Here, Newton’s light experiment sets the table for a short exploration of what the church means when it says God is Triune. The life-giving and illuminating light from the sun stands for how God is in himself, where the unity of God is so prominent. When they talk about the theology of the Trinity, theologians call this side of Newton’s experiment the immanent Trinity. The immanent Trinity refers to God as he is in himself, independent of creation. Now, there is also the other wall of Newton’s experiment, where light has passed through the prism and is divided for all to see into many colors, from red to violet. This is called the economic Trinity, and that is the Trinity as we look at it in time.
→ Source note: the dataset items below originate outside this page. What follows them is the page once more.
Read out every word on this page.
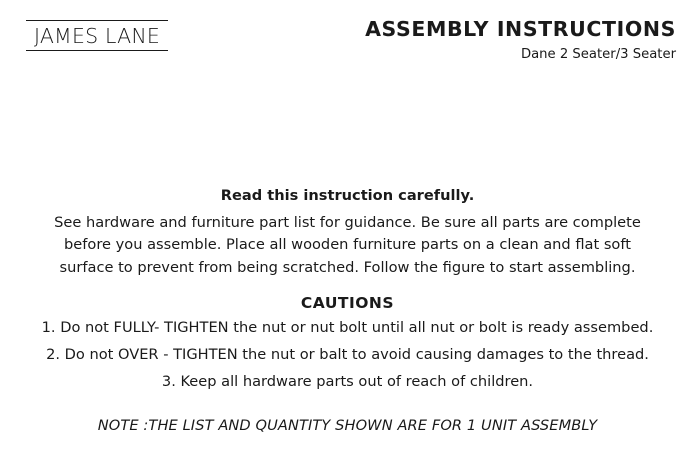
JAMES LANE	ASSEMBLY INSTRUCTIONS
Dane 2 Seater/3 Seater
Read this instruction carefully.
See hardware and furniture part list for guidance. Be sure all parts are complete
before you assemble. Place all wooden furniture parts on a clean and flat soft
surface to prevent from being scratched. Follow the figure to start assembling.
CAUTIONS
1. Do not FULLY- TIGHTEN the nut or nut bolt until all nut or bolt is ready assembed.
2. Do not OVER - TIGHTEN the nut or balt to avoid causing damages to the thread.
3. Keep all hardware parts out of reach of children.
NOTE :THE LIST AND QUANTITY SHOWN ARE FOR 1 UNIT ASSEMBLY
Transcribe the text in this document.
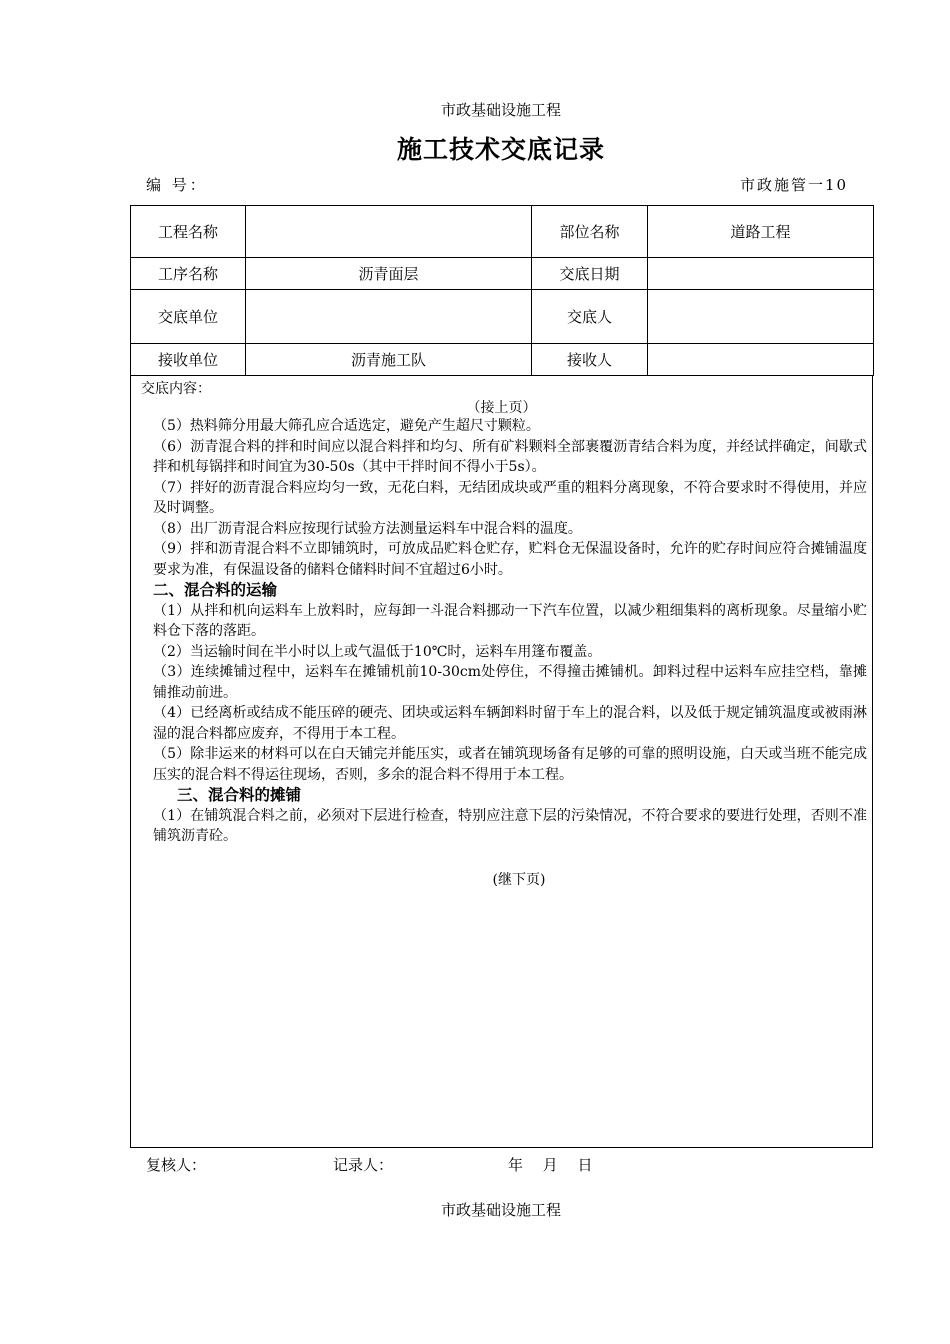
市政基础设施工程
施工技术交底记录
编 号：	市政施管一10
工程名称		部位名称	道路工程
工序名称	沥青面层	交底日期	
交底单位		交底人	
接收单位	沥青施工队	接收人	
交底内容：
（接上页）

（5）热料筛分用最大筛孔应合适选定，避免产生超尺寸颗粒。

（6）沥青混合料的拌和时间应以混合料拌和均匀、所有矿料颗料全部裹覆沥青结合料为度，并经试拌确定，间歇式拌和机每锅拌和时间宜为30-50s（其中干拌时间不得小于5s）。

（7）拌好的沥青混合料应均匀一致，无花白料，无结团成块或严重的粗料分离现象，不符合要求时不得使用，并应及时调整。

（8）出厂沥青混合料应按现行试验方法测量运料车中混合料的温度。

（9）拌和沥青混合料不立即铺筑时，可放成品贮料仓贮存，贮料仓无保温设备时，允许的贮存时间应符合摊铺温度要求为准，有保温设备的储料仓储料时间不宜超过6小时。

二、混合料的运输

（1）从拌和机向运料车上放料时，应每卸一斗混合料挪动一下汽车位置，以减少粗细集料的离析现象。尽量缩小贮料仓下落的落距。

（2）当运输时间在半小时以上或气温低于10℃时，运料车用篷布覆盖。

（3）连续摊铺过程中，运料车在摊铺机前10-30cm处停住，不得撞击摊铺机。卸料过程中运料车应挂空档，靠摊铺推动前进。

（4）已经离析或结成不能压碎的硬壳、团块或运料车辆卸料时留于车上的混合料，以及低于规定铺筑温度或被雨淋湿的混合料都应废弃，不得用于本工程。

（5）除非运来的材料可以在白天铺完并能压实，或者在铺筑现场备有足够的可靠的照明设施，白天或当班不能完成压实的混合料不得运往现场，否则，多余的混合料不得用于本工程。

三、混合料的摊铺

（1）在铺筑混合料之前，必须对下层进行检查，特别应注意下层的污染情况，不符合要求的要进行处理，否则不准铺筑沥青砼。

(继下页)
复核人：	记录人：	年　 月　 日
市政基础设施工程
When Christians look at God in time, they are looking at the story of redemption. A long time ago, people called this the “economy of salvation,” where economy refers to something as an ordered list of tasks–the house-law (eco-nοmοs). The economy of salvation is how salvation gets accomplished over the events of history. The economic Trinity is the doctrine of the Trinity considered from our time-and-space bounded point of view. From our point of history stretched over the moments of time and space, the unity of God is, as it were, separated (though not really – it is a metaphor) so that we can see what was always there but is now easier to see: that God is a godhead, a unity and a trinity. We can see the persons as God the Father, the creator, God the Son, our Redeemer who does the will of God, and God the Spirit, who through the action of the Son brings about the Father’s purpose. The colors are always there in the light, the colors do not cease to be the light, nor is the light something without the colors. The prism has allowed us to see and understand. So, the story of redemption, the story the Bible tells, helps us see and understand. God does not have to tell us anything about himself. But he loves us, and so he is glad to bring us closer so that we can confess him as three persons in one unity.
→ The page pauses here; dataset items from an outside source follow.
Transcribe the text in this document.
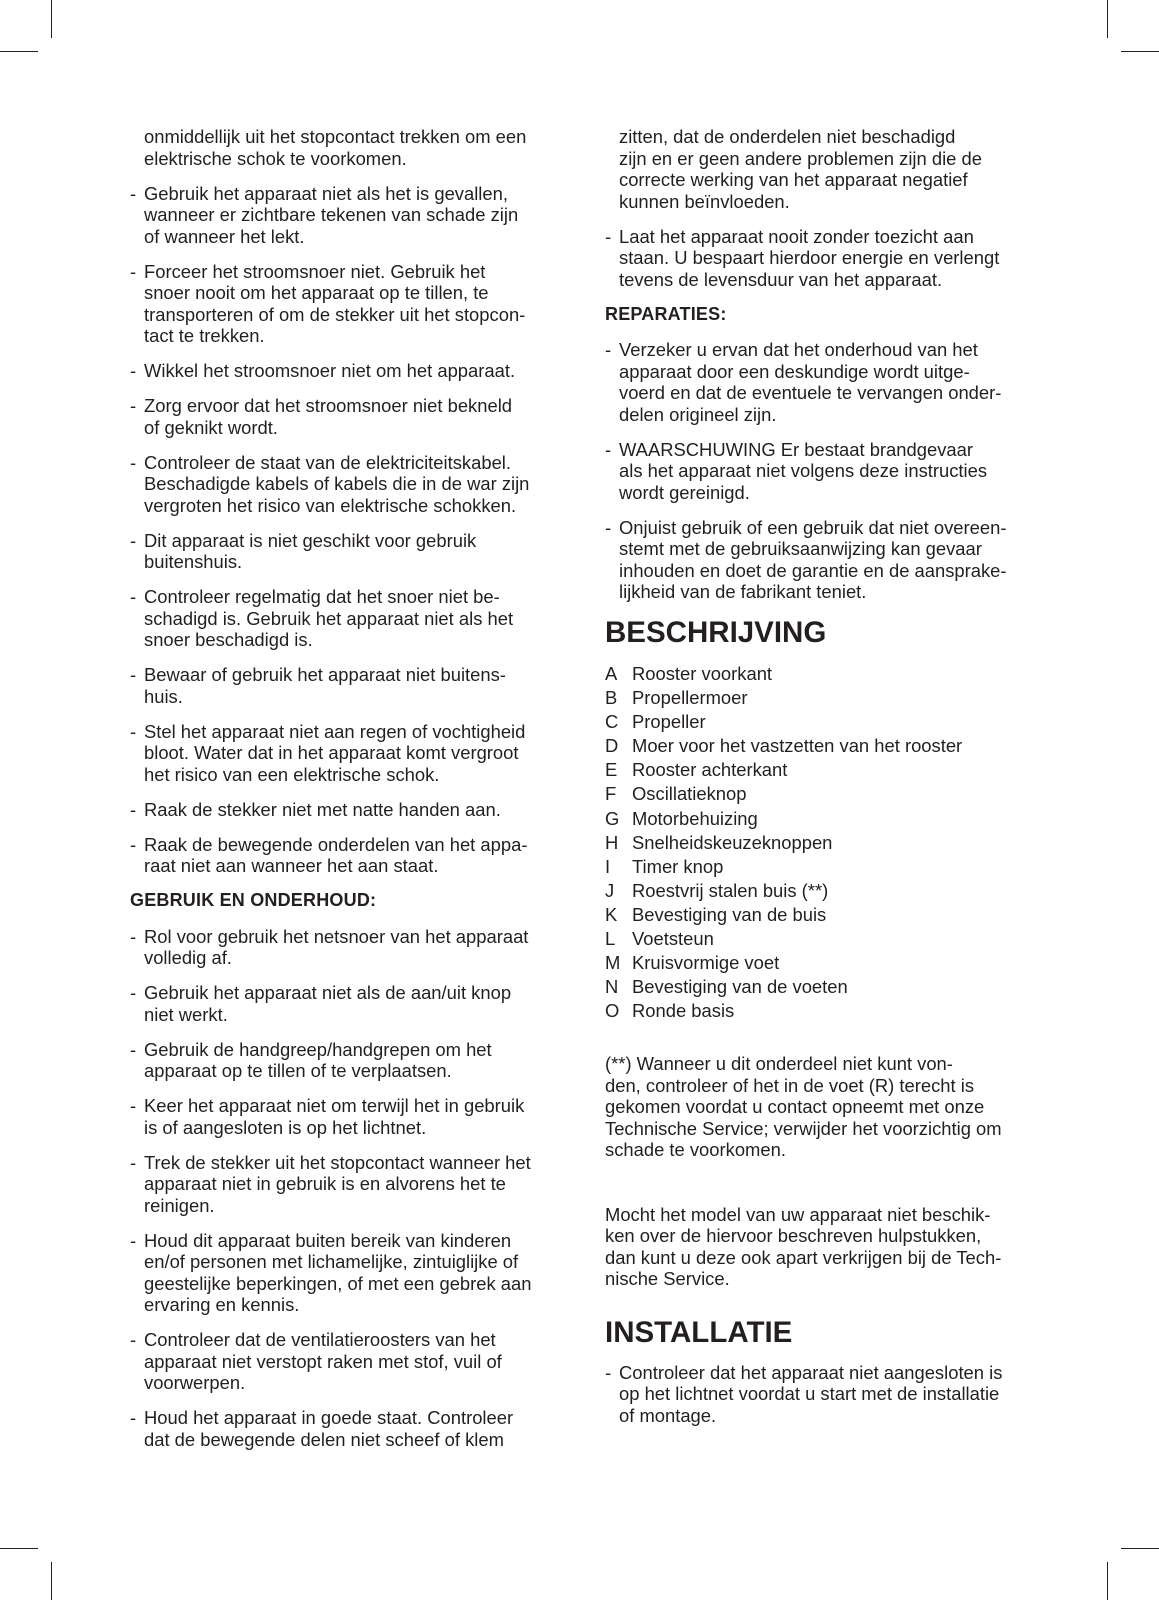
onmiddellijk uit het stopcontact trekken om een
elektrische schok te voorkomen.
- Gebruik het apparaat niet als het is gevallen,
wanneer er zichtbare tekenen van schade zijn
of wanneer het lekt.
- Forceer het stroomsnoer niet. Gebruik het
snoer nooit om het apparaat op te tillen, te
transporteren of om de stekker uit het stopcon-
tact te trekken.
- Wikkel het stroomsnoer niet om het apparaat.
- Zorg ervoor dat het stroomsnoer niet bekneld
of geknikt wordt.
- Controleer de staat van de elektriciteitskabel.
Beschadigde kabels of kabels die in de war zijn
vergroten het risico van elektrische schokken.
- Dit apparaat is niet geschikt voor gebruik
buitenshuis.
- Controleer regelmatig dat het snoer niet be-
schadigd is. Gebruik het apparaat niet als het
snoer beschadigd is.
- Bewaar of gebruik het apparaat niet buitens-
huis.
- Stel het apparaat niet aan regen of vochtigheid
bloot. Water dat in het apparaat komt vergroot
het risico van een elektrische schok.
- Raak de stekker niet met natte handen aan.
- Raak de bewegende onderdelen van het appa-
raat niet aan wanneer het aan staat.
GEBRUIK EN ONDERHOUD:
- Rol voor gebruik het netsnoer van het apparaat
volledig af.
- Gebruik het apparaat niet als de aan/uit knop
niet werkt.
- Gebruik de handgreep/handgrepen om het
apparaat op te tillen of te verplaatsen.
- Keer het apparaat niet om terwijl het in gebruik
is of aangesloten is op het lichtnet.
- Trek de stekker uit het stopcontact wanneer het
apparaat niet in gebruik is en alvorens het te
reinigen.
- Houd dit apparaat buiten bereik van kinderen
en/of personen met lichamelijke, zintuiglijke of
geestelijke beperkingen, of met een gebrek aan
ervaring en kennis.
- Controleer dat de ventilatieroosters van het
apparaat niet verstopt raken met stof, vuil of
voorwerpen.
- Houd het apparaat in goede staat. Controleer
dat de bewegende delen niet scheef of klem
zitten, dat de onderdelen niet beschadigd
zijn en er geen andere problemen zijn die de
correcte werking van het apparaat negatief
kunnen beïnvloeden.
- Laat het apparaat nooit zonder toezicht aan
staan. U bespaart hierdoor energie en verlengt
tevens de levensduur van het apparaat.
REPARATIES:
- Verzeker u ervan dat het onderhoud van het
apparaat door een deskundige wordt uitge-
voerd en dat de eventuele te vervangen onder-
delen origineel zijn.
- WAARSCHUWING Er bestaat brandgevaar
als het apparaat niet volgens deze instructies
wordt gereinigd.
- Onjuist gebruik of een gebruik dat niet overeen-
stemt met de gebruiksaanwijzing kan gevaar
inhouden en doet de garantie en de aansprake-
lijkheid van de fabrikant teniet.
BESCHRIJVING
A Rooster voorkant
B Propellermoer
C Propeller
D Moer voor het vastzetten van het rooster
E Rooster achterkant
F Oscillatieknop
G Motorbehuizing
H Snelheidskeuzeknoppen
I	Timer knop
J Roestvrij stalen buis (**)
K Bevestiging van de buis
L Voetsteun
M Kruisvormige voet
N Bevestiging van de voeten
O Ronde basis
(**) Wanneer u dit onderdeel niet kunt von-
den, controleer of het in de voet (R) terecht is
gekomen voordat u contact opneemt met onze
Technische Service; verwijder het voorzichtig om
schade te voorkomen.
Mocht het model van uw apparaat niet beschik-
ken over de hiervoor beschreven hulpstukken,
dan kunt u deze ook apart verkrijgen bij de Tech-
nische Service.
INSTALLATIE
- Controleer dat het apparaat niet aangesloten is
op het lichtnet voordat u start met de installatie
of montage.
The final point of our guiding paragraph is “The Godhead does as it is.” Karl Rahner, a Roman Catholic theologian who taught in the mid-twentieth century said it like this, “The immanent Trinity is the economic Trinity and the economic Trinity is the immanent Trinity.” What he means is that the persons as we see them acting in redemption–the economic Trinity–tell us how God really is–the immanent Trinity. What the triune God tells us about himself and how he acts to save us is an extension of who the triune God is. He acts because that is who he is. “You will know them by their fruits” (Matt 7.16).